US dollar edges lower
Not much has changed in currency markets overnight, as US bond yields remained almost unchanged in the overnight session. The dollar index retreated by 0.30% to 92.62, led by EUR/USD strength. The index has interim support just below 99.55, and failure on a daily close basis will signal a further pullback to 92.00 initially. Strong US tech results could be the catalyst.
The euro outperformed overnight, EUR/USD rising 0.30% to 1.1805. It looks like impatient shorts, initiated after a dovish ECB last week, have thrown in the towel, and the resulting short-squeeze has lifted the single currency out of the danger zone for now—a range of 1.1750 to 1.1850 looks to be the story for the week. With Covid-19 cases falling rapidly in the United Kingdom, GBP/USD continues to trade constructively, rising 0.50% to 1.3825 overnight. Any dips to 1.3750 should find strong buyer interest now. Sterling looks set to retest 1.3900 this week as long as the Covid-19 situation maintains an appearance of being under control, allowing the UK to reopen smoothly.

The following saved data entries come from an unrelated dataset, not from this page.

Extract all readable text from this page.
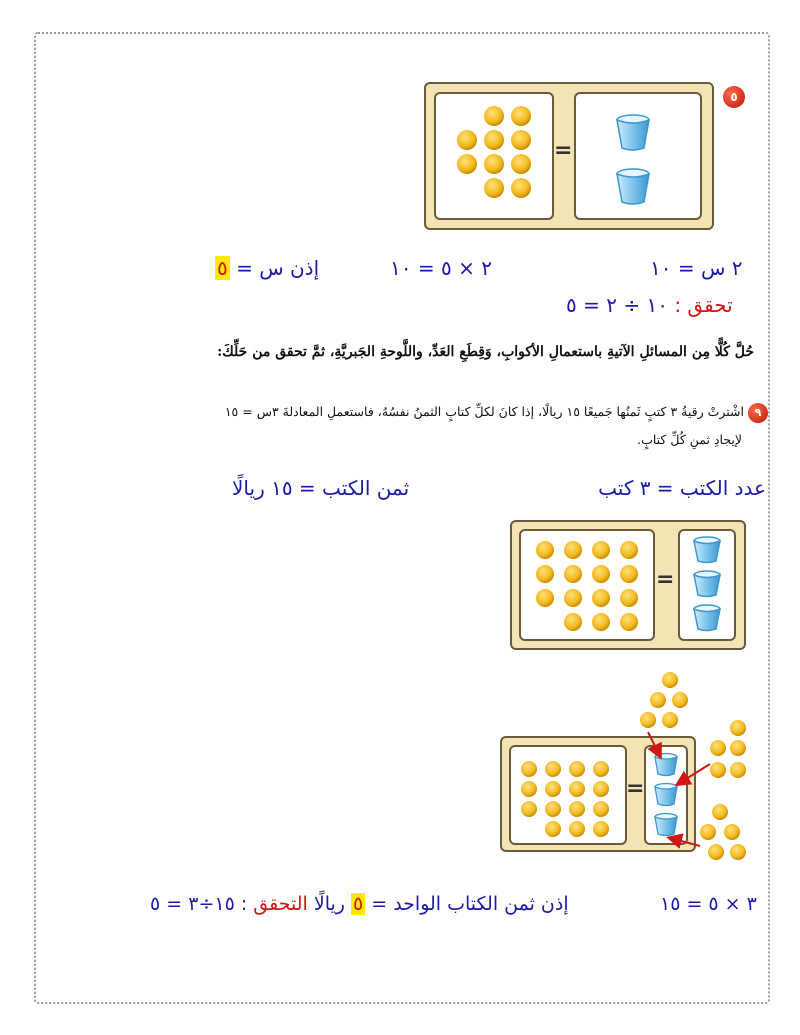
٥
=
٢ س = ١٠
٢ × ٥ = ١٠
إذن س = ٥
تحقق : ١٠ ÷ ٢ = ٥
حُلَّ كُلًّا مِن المسائلِ الآتيةِ باستعمالِ الأكوابِ، وَقِطَعِ العَدِّ، واللَّوحةِ الجَبريَّةِ، ثمَّ تحقق من حَلِّكَ:
٩
اشْترتْ رقيةُ ٣ كتبٍ ثَمنُها جَميعًا ١٥ ريالًا، إذا كانَ لكلِّ كتابٍ الثمنُ نفسُهُ، فاستعملِ المعادلةَ ٣س = ١٥
لإيجادِ ثمنِ كُلِّ كتابٍ.
عدد الكتب = ٣ كتب
ثمن الكتب = ١٥ ريالًا
=
=
٣ × ٥ = ١٥
إذن ثمن الكتاب الواحد = ٥ ريالًا التحقق : ١٥÷٣ = ٥
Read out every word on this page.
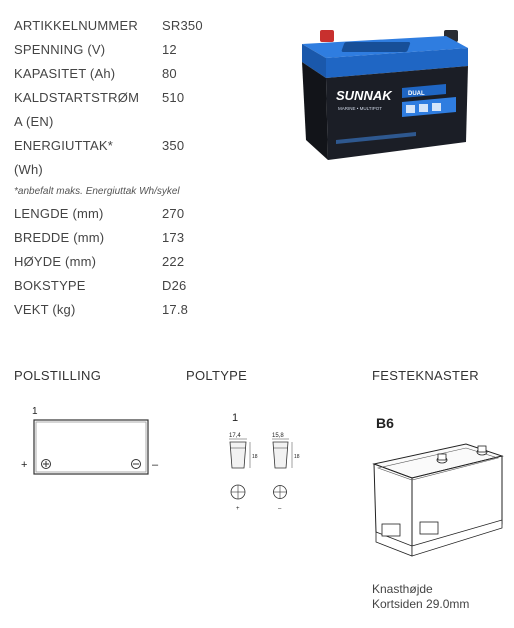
ARTIKKELNUMMER	SR350
SPENNING (V)	12
KAPASITET (Ah)	80
KALDSTARTSTRØM	510
A (EN)
ENERGIUTTAK*	350
(Wh)
*anbefalt maks. Energiuttak Wh/sykel
LENGDE (mm)	270
BREDDE (mm)	173
HØYDE (mm)	222
BOKSTYPE	D26
VEKT (kg)	17.8
SUNNAK
MARINE • MULTIPOT
DUAL
POLSTILLING	POLTYPE	FESTEKNASTER
1
+	–
1
17,4	15,8
18	18
+	–
B6
Knasthøjde
Kortsiden 29.0mm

USD/CNY remains stranded in a 6.4500 to 6.4900 range, with a daily close above or below those levels signalling its next directional move. The topside remains the weaker side, with authorities quietly drawing a line under further yuan appreciation some time ago.

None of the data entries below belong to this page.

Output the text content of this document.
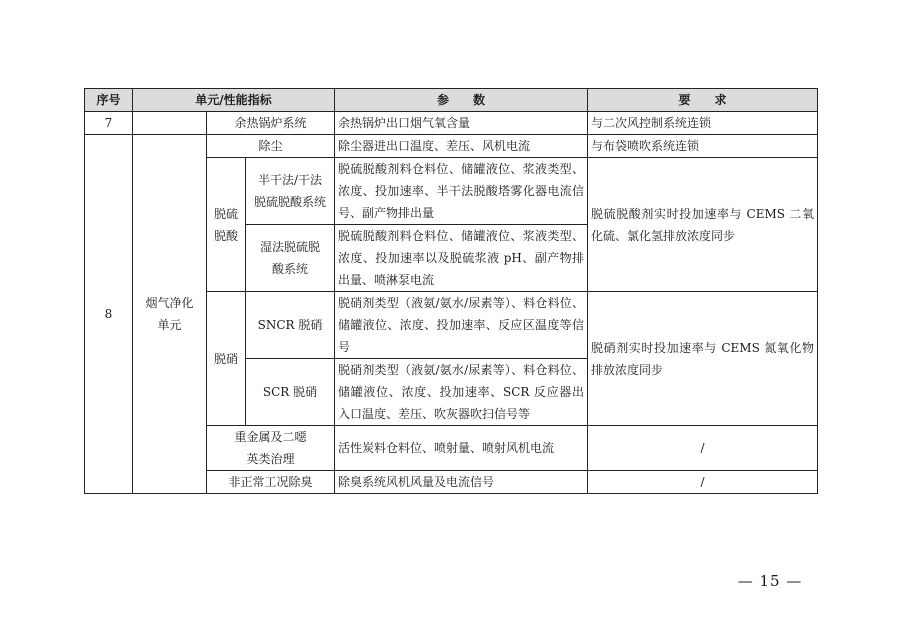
序号	单元/性能指标			参　　数	要　　求
7		余热锅炉系统		余热锅炉出口烟气氧含量	与二次风控制系统连锁
8	烟气净化单元	除尘		除尘器进出口温度、差压、风机电流	与布袋喷吹系统连锁
		脱硫脱酸	半干法/干法脱硫脱酸系统	脱硫脱酸剂料仓料位、储罐液位、浆液类型、浓度、投加速率、半干法脱酸塔雾化器电流信号、副产物排出量	脱硫脱酸剂实时投加速率与 CEMS 二氧化硫、氯化氢排放浓度同步
			湿法脱硫脱酸系统	脱硫脱酸剂料仓料位、储罐液位、浆液类型、浓度、投加速率以及脱硫浆液 pH、副产物排出量、喷淋泵电流	
		脱硝	SNCR 脱硝	脱硝剂类型（液氨/氨水/尿素等）、料仓料位、储罐液位、浓度、投加速率、反应区温度等信号	脱硝剂实时投加速率与 CEMS 氮氧化物排放浓度同步
			SCR 脱硝	脱硝剂类型（液氨/氨水/尿素等）、料仓料位、储罐液位、浓度、投加速率、SCR 反应器出入口温度、差压、吹灰器吹扫信号等	
		重金属及二噁英类治理		活性炭料仓料位、喷射量、喷射风机电流	/
		非正常工况除臭		除臭系统风机风量及电流信号	/
— 15 —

Although the Australian and New Zealand dollars continued to trace higher overnight, a daily close above 0.7400 and 0.7000 respectively is required to signal an extension to the rally. Both remain highly correlated to the travails of regional Asia, with my fragile five of won, baht, rupee, ringgit and rupiah still at the mercies of the region’s Covid-19 delta-variant situation. They are also vulnerable to FOMC tapering nerves, keeping ASEAN currencies offered until the FOMC passes. However, all may gain some temporary respite after the China stock market meltdown as investors move capital out of China and redeploy to other parts of Asia.
Overall, the US dollar looks like it will track lower in the near term, but lingering fears of tapering statements from the FOMC will temper any selling pressure. If the FOMC passes without incident, the US dollar will come under pressure into the week’s end.